Un autre incident peut expliquer que personne n’ait jamais rien vu, voire que chacun ait ignorer mes signaux d’alerte.  C’était peu après la rentrée au collège. Quelques jours en « classe d’intégration ». Le premier soir, elle m’appelle en larmes. Ca se passe mal avec sa cothurne. Son désespoir est flagrant. J’active mon réseau. Je textote à une maman que je sais être amie avec la prof principale de ma fille afin qu’elle la contacte. Juste pour qu’elle vienne voir et s’assurer que ça va aller. J’explique à la Zébrette qu’elle doit en parler à sa prof principale. Alors que ma fille est toujours en larmes au téléphone, j’entends l’enseignante (le réseau a rapidement fonctionné) qui passe devant la chambre et lance « Ca va Zébrette?« . Et là, c’est comme si j’étais sur place, dans la chambre. Je vois (et pour de bon j’entends) Zébrette ravaler ses larmes, reprendre son souffle et lancer d’un ton enjoué « Oui très bien madame« , attendre le départ du professeur et retomber dans un torrent de larmes. Cette enseignante apprendra à connaitre ma fille et lui répètera tout au long de l’année « Tu es toujours souriante et joyeuse… mais je sais que ce n’est pas vrai tous les jours. Il ne faut pas te forcer à sourire quand ça ne va pas. Il faut le dire. Tu peux nous le dire. Arrête de faire semblant. « .  Faire semblant, une seconde première nature pour la Zébrette. 

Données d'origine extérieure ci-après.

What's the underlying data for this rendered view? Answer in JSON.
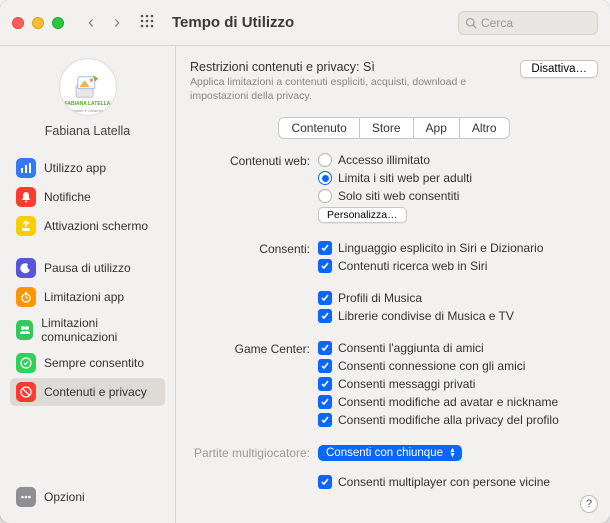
{
  "window": {
    "title": "Tempo di Utilizzo"
  },
  "search": {
    "placeholder": "Cerca"
  },
  "profile": {
    "name": "Fabiana Latella",
    "avatar_banner": "FABIANA LATELLA",
    "avatar_sub": "Supporter ✦ Ghost writer"
  },
  "sidebar": {
    "items": [
      {
        "label": "Utilizzo app"
      },
      {
        "label": "Notifiche"
      },
      {
        "label": "Attivazioni schermo"
      },
      {
        "label": "Pausa di utilizzo"
      },
      {
        "label": "Limitazioni app"
      },
      {
        "label": "Limitazioni comunicazioni"
      },
      {
        "label": "Sempre consentito"
      },
      {
        "label": "Contenuti e privacy"
      }
    ],
    "options": "Opzioni"
  },
  "main": {
    "header": {
      "title_prefix": "Restrizioni contenuti e privacy: ",
      "title_value": "Sì",
      "subtitle": "Applica limitazioni a contenuti espliciti, acquisti, download e impostazioni della privacy.",
      "disable_btn": "Disattiva…"
    },
    "tabs": [
      "Contenuto",
      "Store",
      "App",
      "Altro"
    ],
    "labels": {
      "web": "Contenuti web:",
      "allow": "Consenti:",
      "game_center": "Game Center:",
      "multiplayer": "Partite multigiocatore:"
    },
    "web_radios": [
      "Accesso illimitato",
      "Limita i siti web per adulti",
      "Solo siti web consentiti"
    ],
    "customize_btn": "Personalizza…",
    "allow_group1": [
      "Linguaggio esplicito in Siri e Dizionario",
      "Contenuti ricerca web in Siri"
    ],
    "allow_group2": [
      "Profili di Musica",
      "Librerie condivise di Musica e TV"
    ],
    "gc_checks": [
      "Consenti l'aggiunta di amici",
      "Consenti connessione con gli amici",
      "Consenti messaggi privati",
      "Consenti modifiche ad avatar e nickname",
      "Consenti modifiche alla privacy del profilo"
    ],
    "multiplayer_select": "Consenti con chiunque",
    "nearby_check": "Consenti multiplayer con persone vicine"
  }
}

Chaque année de collège se passe scolairement bien au premier trimestre. Puis dès janvier, elle laisse éclater insupportable ennui qui la ronge. Comme pour ses relations « sociales », elle laisse se déverser le trop plein par à-coups. Un soir, elle explique, pleure, décharge. Puis n’en parle plus durant plusieurs semaines. Et recommence.

Comment savoir? 

Elle demande à changer de collège pour l’entrée en 4° afin d’espérer un saut de classe qui lui est refusé dans celui-là. Elle semble au bout de ce qu’elle peut supporter comme ennui. 

En 4°, je lui dis que je ne suis pas pour ce saut de classe (égoïstement car elle partira trop tôt de la maison) mais que si c’est son choix et sa démarche je la soutiendrai. Je sais qu’elle sera trop timide pour aller voir la direction. Depuis toujours, mais j’y reviendrai, l’adulte lui fait peur. Et si il s’agit d’un adulte revêtant une once de représentation de l’autorité ou de la loi, elle est pétrifiée. Elle n’irait jamais les voir!  En fait, elle leur a écrit. Deux fois. Et a résisté, seule, aux entretiens avec la direction, que cela a provoqué. Elle a sauté la 3°. Elle est arrivée en seconde à 12 ans. Elle a de très mauvais souvenirs de sa 4° dans ce nouveau collège. Une mauvaise ambiance de classe et toujours, cet isolement. Pourtant, certaines filles de sa classe étaient avec elle dans son club d’équitation. Ca aurait pu les rapprocher. 

L’année de seconde se passe plutôt bien. Elle a enfin une amie. Mais elle a un rêve. Intégrer la section Sport-Études du lycée agricole « du coin » (bon 20 km sans transport scolaire toute de même).

Ce sera donc un nouveau changement d’établissement pour l’entrée en 1ere S.

Je raconterai dans le billet consacré à sa relation aux autres la journée qui m’a convaincue que ce n’était pas « normal » de ne jamais se lier avec personne.  C’est la journée de sélection pour être acceptée en Sport-Études. J’ai assisté à cette journée du matin au soir. J’ai donc eu le temps d’observer, d’analyser, d’essayer.  Je crois que c’est ce jour là où l’autisme n’a plus eu de doute et a été l’explication première de ses comportements. Josef Schovanec a bien raison…. cela n’a rien à voir avec le HP.

 Pour l’anecdote et le clin d’oeil à une amie qui se reconnaitra, Mymie, nous discutions des sauts de classe multiples, elle-même ayant sauté 3 classes et ayant des enfants avec autisme. On en venait à parler des 3 sauts de l’Ado. Elle faisait le compte des personnes qu’elle connaissait avec 3 sauts…. pour en arriver à la conclusion qu’il étaient tous Asperger diagnostiqués…. sauf l’Ado…  Et à travers nos écrans, claviers interposés, avec l’aide efficace des smileys… je voyais son sourire de connivence et plein de sous-entendus.

Les sauts de classe de l’Ado, m’ont toujours paru nécessaires et surtout n’ont jamais posé le moindre problème scolaire. Est-ce que cette différence, qui pour moi n’en était pas une, était le signe d’un TSA? Devait-on être Asperger pour « avaler » sans difficulté 3 sauts de classe? Le lien ne me semblait pas couler de source.